How to set up / use a Kubernetes-cluster for distributed-computing?

I want to use the nodes of a Kubernetes-cluster to act as remote workers for my Julia script.

Coming from a workplace, where we mostly develop enterprise-software, I thought that virtually every cluster is based on Kubernetes nowadays. I know about the distributed-computing-capabilities of Julia and wanted to learn how to use these capabilities in a Kubernetes context.

However, I don’t really find documentation on how to do that! I read the README in this repository, which suggests to use SLURM, PBS or LSF as a job scheduler. Also, there’s K8sClusterManager.jl, which seems like it could do what I wanted - I’m just surprised, that it is such a small project! I expected distributed computing via Kubernetes to be a big topic in Julia, yet I can’t seem to find good documentation on how to actually set this up.

I already asked this on Reddit, but since I didn’t receive any answers there, i figured it might be a good question for the official forum.

@tim-hilt this is going to be a good discussion. HPC at the moment is running on two tracks - the traditional job schedulers and the new kids on the block with kubernetes. Me, i say dont discard the traditional job schedulers. They are under active development and the community there is vibrant.
Also worth saying that Docker is not the only kid on the block.
HPC users use Singularity containers and charliecloud

https://hpc.github.io/charliecloud/

If I may be allowed a small plug for the company I work for, Dell’s Omnia system allows a flexible infrastructure which can deploy OpenHPC with job schedulers or kubernetes

https://dellhpc.github.io/omnia/

1 Like

Nice! That’s already a great response. Thank you very much! I didn’t know about singularity-containers.

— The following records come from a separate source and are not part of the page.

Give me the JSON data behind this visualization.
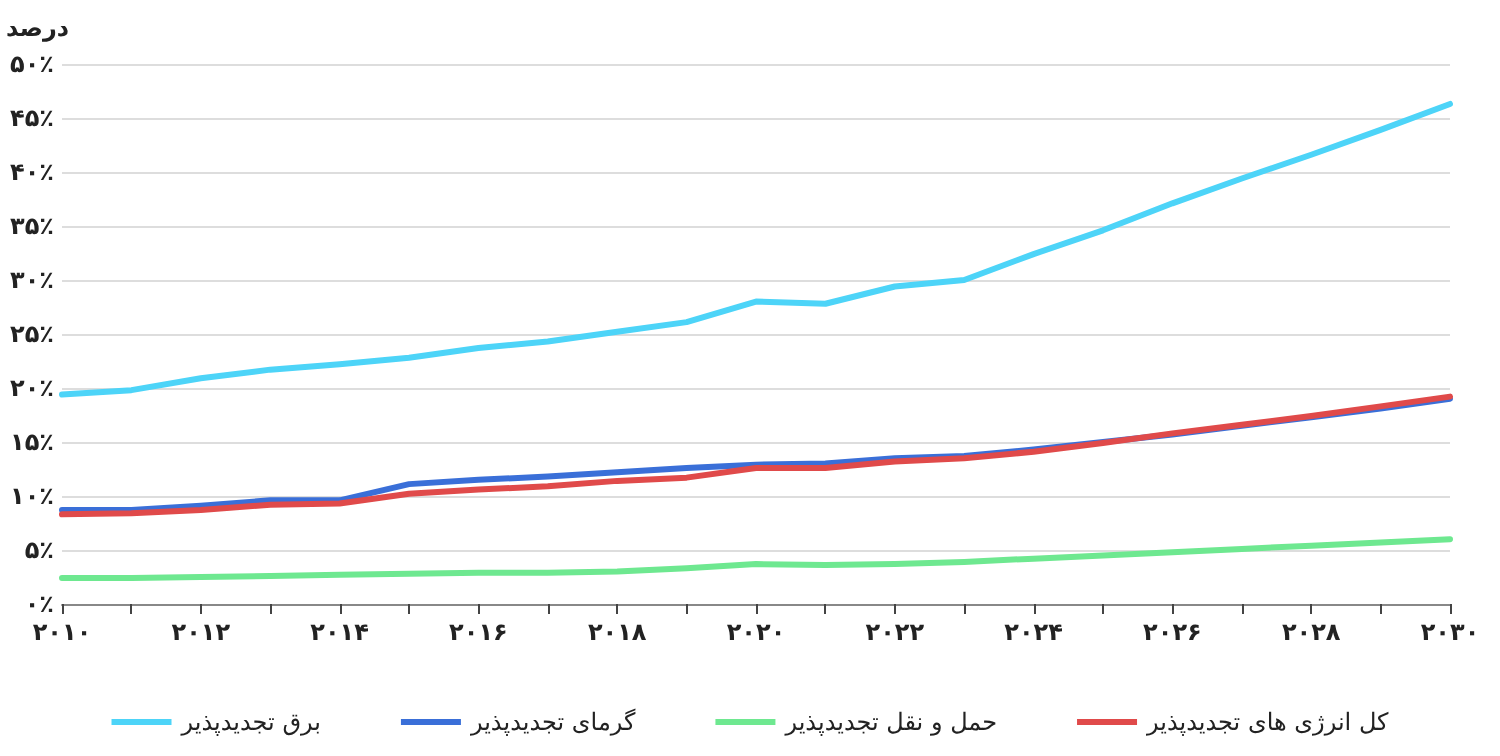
{
  "chart_data": {
    "type": "line",
    "ylabel": "درصد",
    "x": [
      2010,
      2011,
      2012,
      2013,
      2014,
      2015,
      2016,
      2017,
      2018,
      2019,
      2020,
      2021,
      2022,
      2023,
      2024,
      2025,
      2026,
      2027,
      2028,
      2029,
      2030
    ],
    "series": [
      {
        "name": "برق تجدیدپذیر",
        "color": "#4dd4f8",
        "values": [
          19.4,
          19.8,
          20.9,
          21.7,
          22.2,
          22.8,
          23.7,
          24.3,
          25.2,
          26.1,
          28.0,
          27.8,
          29.4,
          30.0,
          32.4,
          34.6,
          37.1,
          39.4,
          41.6,
          43.9,
          46.3
        ]
      },
      {
        "name": "گرمای تجدیدپذیر",
        "color": "#3a6fd8",
        "values": [
          8.7,
          8.7,
          9.1,
          9.6,
          9.6,
          11.1,
          11.5,
          11.8,
          12.2,
          12.6,
          12.9,
          13.0,
          13.5,
          13.7,
          14.3,
          15.0,
          15.7,
          16.5,
          17.3,
          18.1,
          19.0
        ]
      },
      {
        "name": "حمل و نقل تجدیدپذیر",
        "color": "#6ee890",
        "values": [
          2.4,
          2.4,
          2.5,
          2.6,
          2.7,
          2.8,
          2.9,
          2.9,
          3.0,
          3.3,
          3.7,
          3.6,
          3.7,
          3.9,
          4.2,
          4.5,
          4.8,
          5.1,
          5.4,
          5.7,
          6.0
        ]
      },
      {
        "name": "کل انرژی های تجدیدپذیر",
        "color": "#e04a4a",
        "values": [
          8.3,
          8.4,
          8.7,
          9.2,
          9.3,
          10.2,
          10.6,
          10.9,
          11.4,
          11.7,
          12.6,
          12.6,
          13.2,
          13.5,
          14.1,
          14.9,
          15.8,
          16.6,
          17.4,
          18.3,
          19.2
        ]
      }
    ],
    "xlim": [
      2010,
      2030
    ],
    "xticks": [
      {
        "value": 2010,
        "label": "۲۰۱۰"
      },
      {
        "value": 2011,
        "label": null
      },
      {
        "value": 2012,
        "label": "۲۰۱۲"
      },
      {
        "value": 2013,
        "label": null
      },
      {
        "value": 2014,
        "label": "۲۰۱۴"
      },
      {
        "value": 2015,
        "label": null
      },
      {
        "value": 2016,
        "label": "۲۰۱۶"
      },
      {
        "value": 2017,
        "label": null
      },
      {
        "value": 2018,
        "label": "۲۰۱۸"
      },
      {
        "value": 2019,
        "label": null
      },
      {
        "value": 2020,
        "label": "۲۰۲۰"
      },
      {
        "value": 2021,
        "label": null
      },
      {
        "value": 2022,
        "label": "۲۰۲۲"
      },
      {
        "value": 2023,
        "label": null
      },
      {
        "value": 2024,
        "label": "۲۰۲۴"
      },
      {
        "value": 2025,
        "label": null
      },
      {
        "value": 2026,
        "label": "۲۰۲۶"
      },
      {
        "value": 2027,
        "label": null
      },
      {
        "value": 2028,
        "label": "۲۰۲۸"
      },
      {
        "value": 2029,
        "label": null
      },
      {
        "value": 2030,
        "label": "۲۰۳۰"
      }
    ],
    "ylim": [
      0,
      50
    ],
    "yticks": [
      {
        "value": 0,
        "label": "۰٪"
      },
      {
        "value": 5,
        "label": "۵٪"
      },
      {
        "value": 10,
        "label": "۱۰٪"
      },
      {
        "value": 15,
        "label": "۱۵٪"
      },
      {
        "value": 20,
        "label": "۲۰٪"
      },
      {
        "value": 25,
        "label": "۲۵٪"
      },
      {
        "value": 30,
        "label": "۳۰٪"
      },
      {
        "value": 35,
        "label": "۳۵٪"
      },
      {
        "value": 40,
        "label": "۴۰٪"
      },
      {
        "value": 45,
        "label": "۴۵٪"
      },
      {
        "value": 50,
        "label": "۵۰٪"
      }
    ],
    "grid": "y",
    "legend": "bottom",
    "marker": "none",
    "line_style": "solid"
  }
}
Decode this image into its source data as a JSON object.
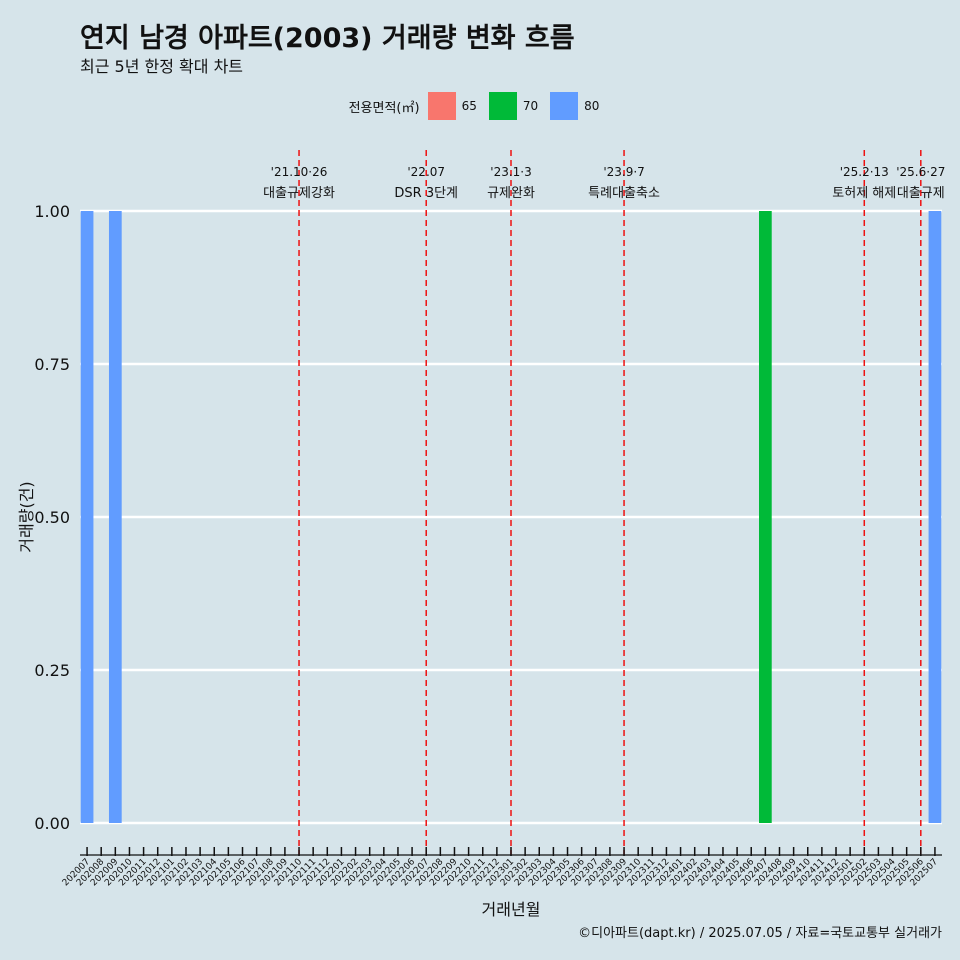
{
  "title": "연지 남경 아파트(2003) 거래량 변화 흐름",
  "subtitle": "최근 5년 한정 확대 차트",
  "caption": "©디아파트(dapt.kr) / 2025.07.05 / 자료=국토교통부 실거래가",
  "legend": {
    "title": "전용면적(㎡)",
    "items": [
      {
        "label": "65",
        "color": "#f8766d"
      },
      {
        "label": "70",
        "color": "#00ba38"
      },
      {
        "label": "80",
        "color": "#619cff"
      }
    ]
  },
  "chart_data": {
    "type": "bar",
    "xlabel": "거래년월",
    "ylabel": "거래량(건)",
    "ylim": [
      0,
      1
    ],
    "yticks": [
      "0.00",
      "0.25",
      "0.50",
      "0.75",
      "1.00"
    ],
    "grid": true,
    "legend_position": "top",
    "categories": [
      "202007",
      "202008",
      "202009",
      "202010",
      "202011",
      "202012",
      "202101",
      "202102",
      "202103",
      "202104",
      "202105",
      "202106",
      "202107",
      "202108",
      "202109",
      "202110",
      "202111",
      "202112",
      "202201",
      "202202",
      "202203",
      "202204",
      "202205",
      "202206",
      "202207",
      "202208",
      "202209",
      "202210",
      "202211",
      "202212",
      "202301",
      "202302",
      "202303",
      "202304",
      "202305",
      "202306",
      "202307",
      "202308",
      "202309",
      "202310",
      "202311",
      "202312",
      "202401",
      "202402",
      "202403",
      "202404",
      "202405",
      "202406",
      "202407",
      "202408",
      "202409",
      "202410",
      "202411",
      "202412",
      "202501",
      "202502",
      "202503",
      "202504",
      "202505",
      "202506",
      "202507"
    ],
    "series": [
      {
        "name": "65",
        "color": "#f8766d",
        "points": []
      },
      {
        "name": "70",
        "color": "#00ba38",
        "points": [
          {
            "x": "202407",
            "y": 1
          }
        ]
      },
      {
        "name": "80",
        "color": "#619cff",
        "points": [
          {
            "x": "202007",
            "y": 1
          },
          {
            "x": "202009",
            "y": 1
          },
          {
            "x": "202507",
            "y": 1
          }
        ]
      }
    ],
    "annotations": [
      {
        "x": "202110",
        "date": "'21.10·26",
        "text": "대출규제강화"
      },
      {
        "x": "202207",
        "date": "'22.07",
        "text": "DSR 3단계"
      },
      {
        "x": "202301",
        "date": "'23.1·3",
        "text": "규제완화"
      },
      {
        "x": "202309",
        "date": "'23.9·7",
        "text": "특례대출축소"
      },
      {
        "x": "202502",
        "date": "'25.2·13",
        "text": "토허제 해제"
      },
      {
        "x": "202506",
        "date": "'25.6·27",
        "text": "대출규제"
      }
    ]
  }
}
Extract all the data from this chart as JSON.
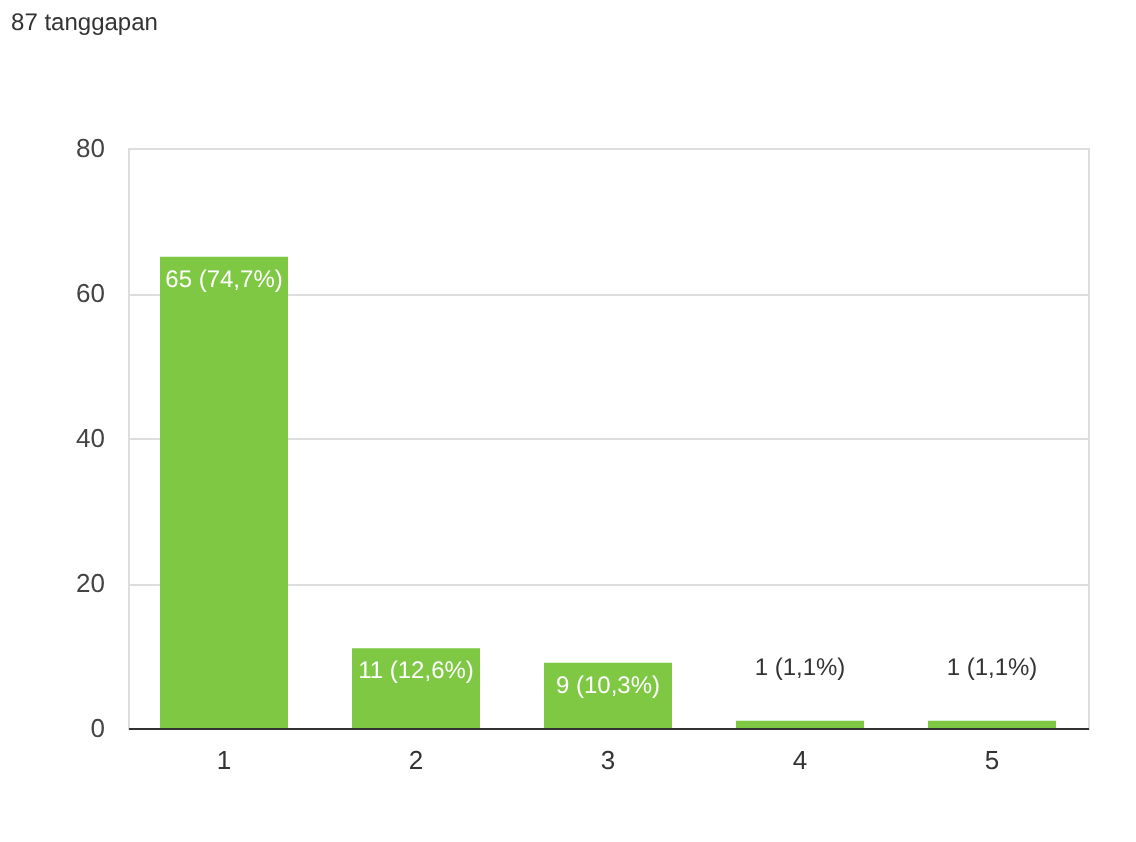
{
  "chart_data": {
    "type": "bar",
    "title": "87 tanggapan",
    "categories": [
      "1",
      "2",
      "3",
      "4",
      "5"
    ],
    "values": [
      65,
      11,
      9,
      1,
      1
    ],
    "value_labels": [
      "65 (74,7%)",
      "11 (12,6%)",
      "9 (10,3%)",
      "1 (1,1%)",
      "1 (1,1%)"
    ],
    "color": "#7ec843",
    "ylim": [
      0,
      80
    ],
    "yticks": [
      0,
      20,
      40,
      60,
      80
    ],
    "grid": "y"
  }
}
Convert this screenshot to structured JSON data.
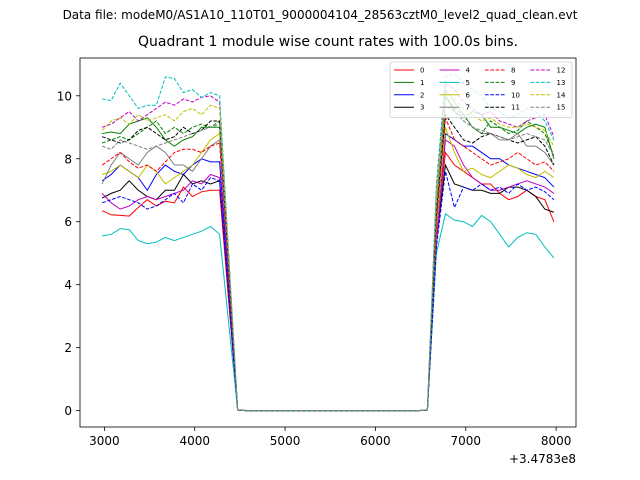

Maybe Kubernetes just isn’t the right tool for HPC with Julia, but maybe it should become it! Kubernetes is just such a big player and there’s so much know how in the community versus “traditional job-schedulers”. But then again, maybe that’s my view becaus of the filter-bubble I currently live in. I never was an active researcher; only a bit for my bachelors thesis, which didn’t even require a GPU for computing the models I needed, so I never had the requirement to use distributed HPC in the first place.